Recipe for white-knuckle suspense: take one rectangle of bars, suspend a swinging trapeze through the middle of it, and then elevate that mother several neck-breaking stories above the floor. Oh, and then stick six acrobats all on it at once, spinning in a complex and fast-moving series of flips and spins from the trapeze to the bars, through the air and back to the trapeze. We can only imagine how glad the performers are to return to solid ground.


This act doesn't involve the same kinds of enormous heights that most terrifying Cirque shows feature prominently, but for many of us, doing flippy acrobatics six feet up an unstable ladder holds its own special terror. To make things worse for the stepnophobic, they break out an even taller ladder later in the performance, and the acrobat climbs the thing without any support whatsoever. It's a little heart attack every time the legs of the ladder wobble - and it's definitely not the way we'd choose to change a light bulb.

Hand Straps

The hand straps don't just require a massive amount of upper-body strength (trivia fact: most straps performers can snap a school bus in half with their bare hands). It also requires massive cajones (or lady-cajones), to hold onto two thin, flimsy-looking pieces of cloth while being whirled through the air high in the air. And then there's the fact that half the time you're not even holding on to the straps - you're holding on to the sweaty, slipper ankles and wrists of your performance partner. Talk about trust issues!
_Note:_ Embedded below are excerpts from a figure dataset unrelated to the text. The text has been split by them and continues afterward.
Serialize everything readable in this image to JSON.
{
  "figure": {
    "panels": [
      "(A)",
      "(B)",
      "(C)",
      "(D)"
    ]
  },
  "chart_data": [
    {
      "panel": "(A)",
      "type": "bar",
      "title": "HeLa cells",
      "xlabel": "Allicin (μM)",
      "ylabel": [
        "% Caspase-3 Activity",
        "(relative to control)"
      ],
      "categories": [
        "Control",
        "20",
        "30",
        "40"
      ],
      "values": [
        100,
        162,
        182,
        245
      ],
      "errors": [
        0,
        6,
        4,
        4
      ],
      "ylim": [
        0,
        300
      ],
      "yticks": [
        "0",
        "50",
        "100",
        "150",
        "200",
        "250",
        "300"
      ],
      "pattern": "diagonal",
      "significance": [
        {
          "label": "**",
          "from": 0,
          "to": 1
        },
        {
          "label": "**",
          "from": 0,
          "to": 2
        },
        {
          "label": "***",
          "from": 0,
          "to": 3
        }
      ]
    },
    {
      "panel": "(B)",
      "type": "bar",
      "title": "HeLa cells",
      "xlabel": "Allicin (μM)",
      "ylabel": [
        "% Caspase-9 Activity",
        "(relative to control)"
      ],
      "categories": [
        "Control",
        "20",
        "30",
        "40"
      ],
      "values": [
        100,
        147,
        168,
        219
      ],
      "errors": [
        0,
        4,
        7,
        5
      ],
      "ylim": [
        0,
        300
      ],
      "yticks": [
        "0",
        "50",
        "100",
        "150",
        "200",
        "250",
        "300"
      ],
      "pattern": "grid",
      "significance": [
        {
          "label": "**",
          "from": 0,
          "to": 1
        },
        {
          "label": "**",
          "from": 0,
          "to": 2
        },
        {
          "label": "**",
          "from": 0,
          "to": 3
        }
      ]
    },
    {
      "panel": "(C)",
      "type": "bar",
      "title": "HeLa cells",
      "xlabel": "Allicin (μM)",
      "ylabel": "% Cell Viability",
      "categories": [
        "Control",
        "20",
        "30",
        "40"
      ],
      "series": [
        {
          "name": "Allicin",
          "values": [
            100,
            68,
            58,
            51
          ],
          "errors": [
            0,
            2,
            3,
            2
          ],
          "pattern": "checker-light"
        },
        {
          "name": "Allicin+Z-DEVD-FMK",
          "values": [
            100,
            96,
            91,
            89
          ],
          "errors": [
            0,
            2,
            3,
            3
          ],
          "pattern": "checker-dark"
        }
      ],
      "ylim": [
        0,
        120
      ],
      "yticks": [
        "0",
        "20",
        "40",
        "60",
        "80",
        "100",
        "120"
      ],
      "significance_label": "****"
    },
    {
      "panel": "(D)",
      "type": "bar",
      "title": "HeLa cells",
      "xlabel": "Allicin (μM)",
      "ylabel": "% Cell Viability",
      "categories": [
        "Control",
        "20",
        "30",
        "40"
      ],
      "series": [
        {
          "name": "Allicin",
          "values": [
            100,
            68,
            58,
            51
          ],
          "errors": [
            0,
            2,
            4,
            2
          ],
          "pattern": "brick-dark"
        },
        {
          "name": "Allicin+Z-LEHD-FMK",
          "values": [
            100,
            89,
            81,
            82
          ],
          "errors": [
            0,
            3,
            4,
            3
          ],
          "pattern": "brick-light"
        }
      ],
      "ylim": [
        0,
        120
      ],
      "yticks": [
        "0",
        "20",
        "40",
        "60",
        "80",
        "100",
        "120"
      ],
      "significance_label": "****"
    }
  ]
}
Two people on two trapezes

While watching this video, please note the lack of safety harnesses. Then, note the height at which the trapezes are suspended. Finally, note that at certain times in the performance, they turn loose of the friggin' things completely. If that weren't enough, the two tumblers are doing all of this in perfect unison. Every time they flip through the ropes, fall through the air, and catch themselves with one hand, the part of us that refuses to ever even consider bungee jumping dies of shame.

Two people on one trapeze

If there's one thing Cirque doesn't do in its performances, it's make things easy for their performers. This is what we imagine their thought process to be: "It's definitely not enough to have one trapeze, and one performer, doing flippy crap 50 feet in the air. Let's stick another person up there and really complicate the hell out of things. Because as it stands we're definitely not paying enough in insurance premiums."